Sicily’s great grandmother Janie was one of the 8 girls and she handed those recipes down to her two daughters Anna Laura and Irene. Anna Laura was one of the few women who owned a tavern on 79th Street on the South side of Chicago in the 60’s with a full liquor license. Her sister Irene (Sicily’s grandmother) cooked and sold soulful dinners in the evenings and on the weekends. Irene handed the recipes down to her two daughters. Dionne is a Chef in her hometown of Chicago, Illinois and Bernadine (Sicily’s mother) is a Chef in San Francisco.

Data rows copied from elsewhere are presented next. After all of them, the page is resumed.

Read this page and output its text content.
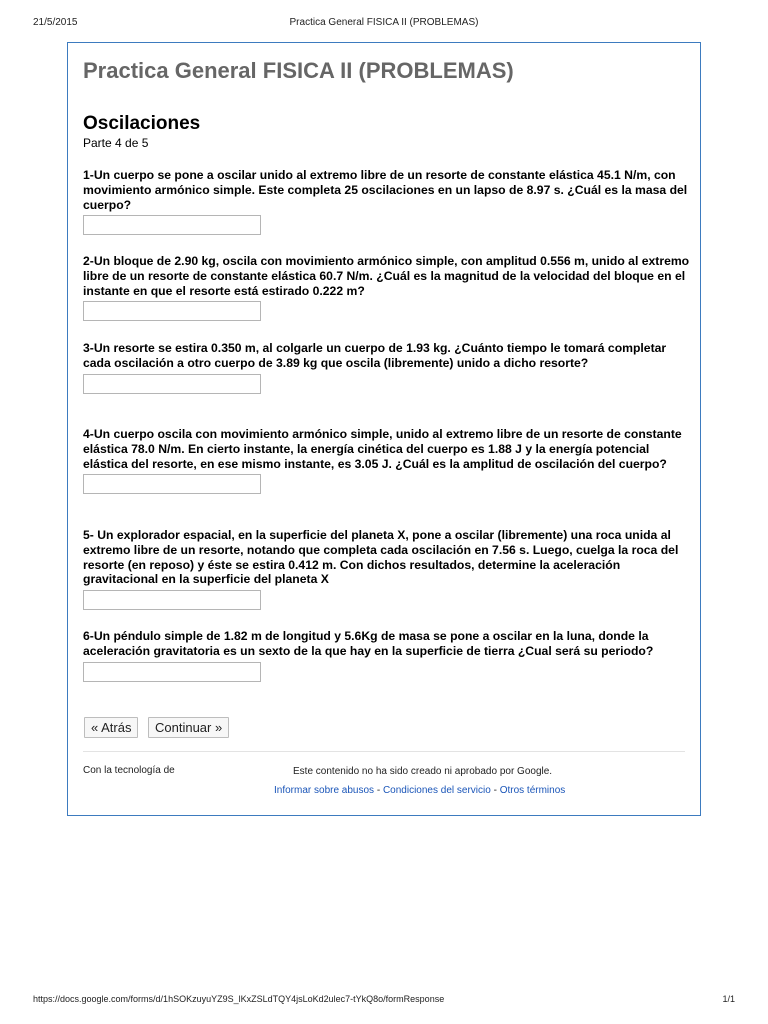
21/5/2015	Practica General FISICA II (PROBLEMAS)
Practica General FISICA II (PROBLEMAS)
Oscilaciones
Parte 4 de 5
1-Un cuerpo se pone a oscilar unido al extremo libre de un resorte de constante elástica 45.1 N/m, con movimiento armónico simple. Este completa 25 oscilaciones en un lapso de 8.97 s. ¿Cuál es la masa del cuerpo?
2-Un bloque de 2.90 kg, oscila con movimiento armónico simple, con amplitud 0.556 m, unido al extremo libre de un resorte de constante elástica 60.7 N/m. ¿Cuál es la magnitud de la velocidad del bloque en el instante en que el resorte está estirado 0.222 m?
3-Un resorte se estira 0.350 m, al colgarle un cuerpo de 1.93 kg. ¿Cuánto tiempo le tomará completar cada oscilación a otro cuerpo de 3.89 kg que oscila (libremente) unido a dicho resorte?
4-Un cuerpo oscila con movimiento armónico simple, unido al extremo libre de un resorte de constante elástica 78.0 N/m. En cierto instante, la energía cinética del cuerpo es 1.88 J y la energía potencial elástica del resorte, en ese mismo instante, es 3.05 J. ¿Cuál es la amplitud de oscilación del cuerpo?
5- Un explorador espacial, en la superficie del planeta X, pone a oscilar (libremente) una roca unida al extremo libre de un resorte, notando que completa cada oscilación en 7.56 s. Luego, cuelga la roca del resorte (en reposo) y éste se estira 0.412 m. Con dichos resultados, determine la aceleración gravitacional en la superficie del planeta X
6-Un péndulo simple de 1.82 m de longitud y 5.6Kg de masa se pone a oscilar en la luna, donde la aceleración gravitatoria es un sexto de la que hay en la superficie de tierra ¿Cual será su periodo?
« Atrás	Continuar »
Con la tecnología de	Este contenido no ha sido creado ni aprobado por Google.
Informar sobre abusos - Condiciones del servicio - Otros términos
https://docs.google.com/forms/d/1hSOKzuyuYZ9S_lKxZSLdTQY4jsLoKd2ulec7-tYkQ8o/formResponse	1/1
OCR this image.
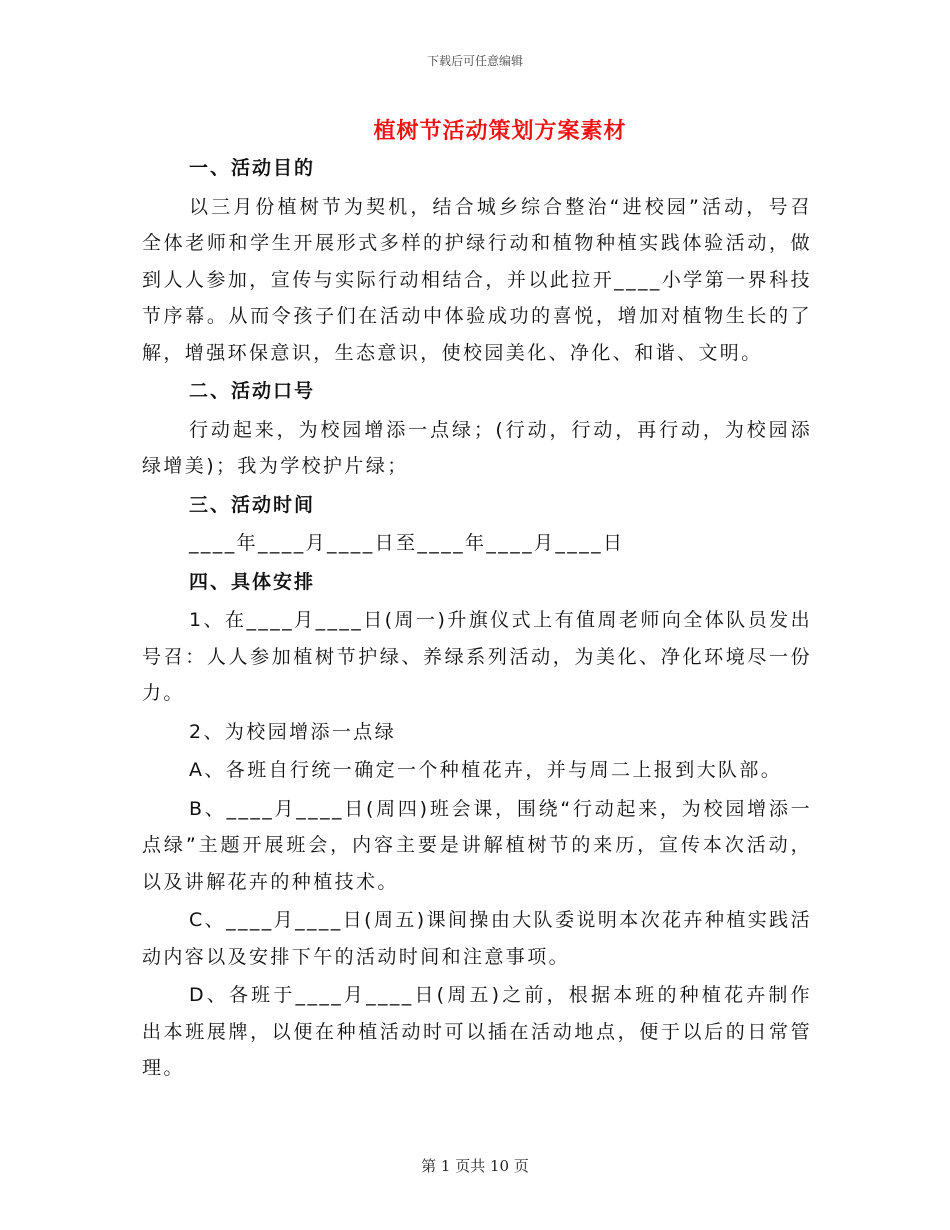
下载后可任意编辑
植树节活动策划方案素材
一、活动目的
以三月份植树节为契机，结合城乡综合整治“进校园”活动，号召全体老师和学生开展形式多样的护绿行动和植物种植实践体验活动，做到人人参加，宣传与实际行动相结合，并以此拉开____小学第一界科技节序幕。从而令孩子们在活动中体验成功的喜悦，增加对植物生长的了解，增强环保意识，生态意识，使校园美化、净化、和谐、文明。
二、活动口号
行动起来，为校园增添一点绿；(行动，行动，再行动，为校园添绿增美)；我为学校护片绿；
三、活动时间
____年____月____日至____年____月____日
四、具体安排
1、在____月____日(周一)升旗仪式上有值周老师向全体队员发出号召：人人参加植树节护绿、养绿系列活动，为美化、净化环境尽一份力。
2、为校园增添一点绿
A、各班自行统一确定一个种植花卉，并与周二上报到大队部。
B、____月____日(周四)班会课，围绕“行动起来，为校园增添一点绿”主题开展班会，内容主要是讲解植树节的来历，宣传本次活动，以及讲解花卉的种植技术。
C、____月____日(周五)课间操由大队委说明本次花卉种植实践活动内容以及安排下午的活动时间和注意事项。
D、各班于____月____日(周五)之前，根据本班的种植花卉制作出本班展牌，以便在种植活动时可以插在活动地点，便于以后的日常管理。
第 1 页共 10 页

Sicily and her mother Bernadine are now entrusted with the family’s legacy and we are committed to preserving and passing on those same soulful dishes that our ancestors cherished, protected and served for over 100 years.                       

Recipe (serves about 12)

INGREDIENTS

1 40 oz. box of Grits (we used Albers brand Quick Grits)

1 tbsp Cooking Oil

[Optional: 1 lbs of chicken thighs, skin on and deboned. Cut into 1/2 finger length strips]

1 yellow onion – diced

4-6 stalks Celery – diced

2 Green Bell Peppers -diced

4-6 cloves Garlic

1 can (28 oz.) diced tomatoes

1 tsp Salt and pepper

 

PROCESS

Grits and Grillades

  1. Boil 1 cup grits to 2 cups water. Stir until creamy and smooth.
  2. In a separate sauce pan on medium heat, add 1 tbsp oil. Let oil sit until it begins shimmering (not smoking). [Optional: add cut up chicken thighs and brown until half cooked, add salt and pepper to taste, then remove from pan.]
  3. Add diced onions, sliced celery and diced bell peppers
  4. Add 2 tsp salt and stir until you get a little color
  5. Add 1 tsp black pepper and cook down about 5 minutes
  6. Add garlic until aromatic. [Add half-cooked chicken thighs]
  7. Add one 28 ounce can of diced tomatoes and let simmer for approx 15 minutes until reduce by 1/4 the amount and coats the back of the spoon.
  8. When grits are creamy and sauce is reduced, spoon hot grits in a bowl and top with tomato-trinity sauce.
  9. Garnish with cheese and/or top with meat.